L'insuffisance rénale aiguë ou chronique sont des maladies peu connues en Afrique pourtant il existe de nombreux cas mais faute de moyens diagnostiques ou curatifs, les gens meurent bien souvent après de grandes souffrances causées par le coma urémique. (Ils "crient" pendant plusieurs jours avant de s'éteindre)
La dialyse n'est pratiquée qu'au CHU de Ouaga et pour ce pays de 13 millions d'habitants, il n'y a que 2 néphrologues. Cette unité a été créée en 2000. Actuellement une cinquantaine de patients peuvent bénéficier de dialyses deux fois par semaine. Seulement cette spécialité coûte cher et il n'y a pas de prise en charge au niveau du gouvernement. Les malades payent leurs soins et finissent par s'endetter au niveau de l'hôpital.
Dès notre arrivée, nous ne pouvons que constater, impuissantes, l'état précaire dans lequel se trouvent les dialysés.
Dans ce service, déjà très privé du minimum de confort (comparé à ce que nous connaissons en France), se rajoute une énorme préoccupation due à la rupture des consommables (matériel à usage unique qu'on utilise à chaque dialyse). Depuis 2 mois, ils ne peuvent dialyser que tous les 6 jours (en France, un dialysé a la chance de pouvoir épurer son sang 3 fois par semaine...)

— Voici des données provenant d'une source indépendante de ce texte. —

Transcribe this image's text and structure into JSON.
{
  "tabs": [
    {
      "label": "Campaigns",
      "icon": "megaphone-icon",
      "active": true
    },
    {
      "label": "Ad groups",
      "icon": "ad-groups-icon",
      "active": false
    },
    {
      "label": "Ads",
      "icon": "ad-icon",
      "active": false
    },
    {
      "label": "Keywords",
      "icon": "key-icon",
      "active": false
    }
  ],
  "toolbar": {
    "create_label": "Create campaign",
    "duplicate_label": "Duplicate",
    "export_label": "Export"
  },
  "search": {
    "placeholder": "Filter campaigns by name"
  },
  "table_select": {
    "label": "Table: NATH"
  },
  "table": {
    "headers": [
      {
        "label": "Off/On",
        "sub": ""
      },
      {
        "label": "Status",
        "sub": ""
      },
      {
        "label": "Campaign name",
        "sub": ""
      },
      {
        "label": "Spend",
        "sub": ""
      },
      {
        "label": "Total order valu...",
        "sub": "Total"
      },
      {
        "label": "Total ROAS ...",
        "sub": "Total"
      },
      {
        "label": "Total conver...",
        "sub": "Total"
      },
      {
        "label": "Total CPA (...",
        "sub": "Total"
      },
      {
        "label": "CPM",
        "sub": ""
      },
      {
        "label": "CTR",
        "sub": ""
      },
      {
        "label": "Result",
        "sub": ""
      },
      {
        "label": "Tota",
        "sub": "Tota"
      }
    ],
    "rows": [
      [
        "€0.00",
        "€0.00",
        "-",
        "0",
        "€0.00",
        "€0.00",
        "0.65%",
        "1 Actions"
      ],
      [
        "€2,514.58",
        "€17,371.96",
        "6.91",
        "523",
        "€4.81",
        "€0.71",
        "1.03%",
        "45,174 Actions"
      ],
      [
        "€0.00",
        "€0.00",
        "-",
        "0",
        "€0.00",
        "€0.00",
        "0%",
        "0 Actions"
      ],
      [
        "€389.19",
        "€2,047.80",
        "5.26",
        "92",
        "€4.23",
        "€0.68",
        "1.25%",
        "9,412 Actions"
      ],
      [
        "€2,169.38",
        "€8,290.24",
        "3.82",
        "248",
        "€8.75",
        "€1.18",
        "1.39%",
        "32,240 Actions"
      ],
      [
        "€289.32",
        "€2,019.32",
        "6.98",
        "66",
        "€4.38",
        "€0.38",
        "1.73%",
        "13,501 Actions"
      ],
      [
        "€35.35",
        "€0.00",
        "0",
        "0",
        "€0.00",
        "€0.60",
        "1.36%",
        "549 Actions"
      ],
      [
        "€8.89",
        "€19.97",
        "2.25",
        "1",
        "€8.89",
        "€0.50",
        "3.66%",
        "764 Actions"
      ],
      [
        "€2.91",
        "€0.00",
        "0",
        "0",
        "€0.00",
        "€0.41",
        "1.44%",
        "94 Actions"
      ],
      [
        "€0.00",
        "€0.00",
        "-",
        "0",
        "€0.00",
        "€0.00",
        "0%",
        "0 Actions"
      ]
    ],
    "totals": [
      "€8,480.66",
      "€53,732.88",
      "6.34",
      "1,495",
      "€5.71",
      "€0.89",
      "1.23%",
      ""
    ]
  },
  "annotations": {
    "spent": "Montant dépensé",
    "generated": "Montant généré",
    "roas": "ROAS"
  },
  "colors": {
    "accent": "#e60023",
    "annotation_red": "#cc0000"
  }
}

Très difficile prise de conscience de ce qui se passe dans ce pays. Nous devons subir le manque et l'inaction engendrée.
Ecoeurants écarts entre le Nord et le Sud! Nous avons tellement que nous gaspillons. Ils n'ont rien.
Notre questionnement: "comment arrivez-vous à supporter toute cette souffrance, tous ces décès?"
Ils nous expriment leur foi, leur très grande croyance. Ils s'en remettent à Dieu.
N'avons-nous pas perdu cette espérance parce que nous avons déjà tout?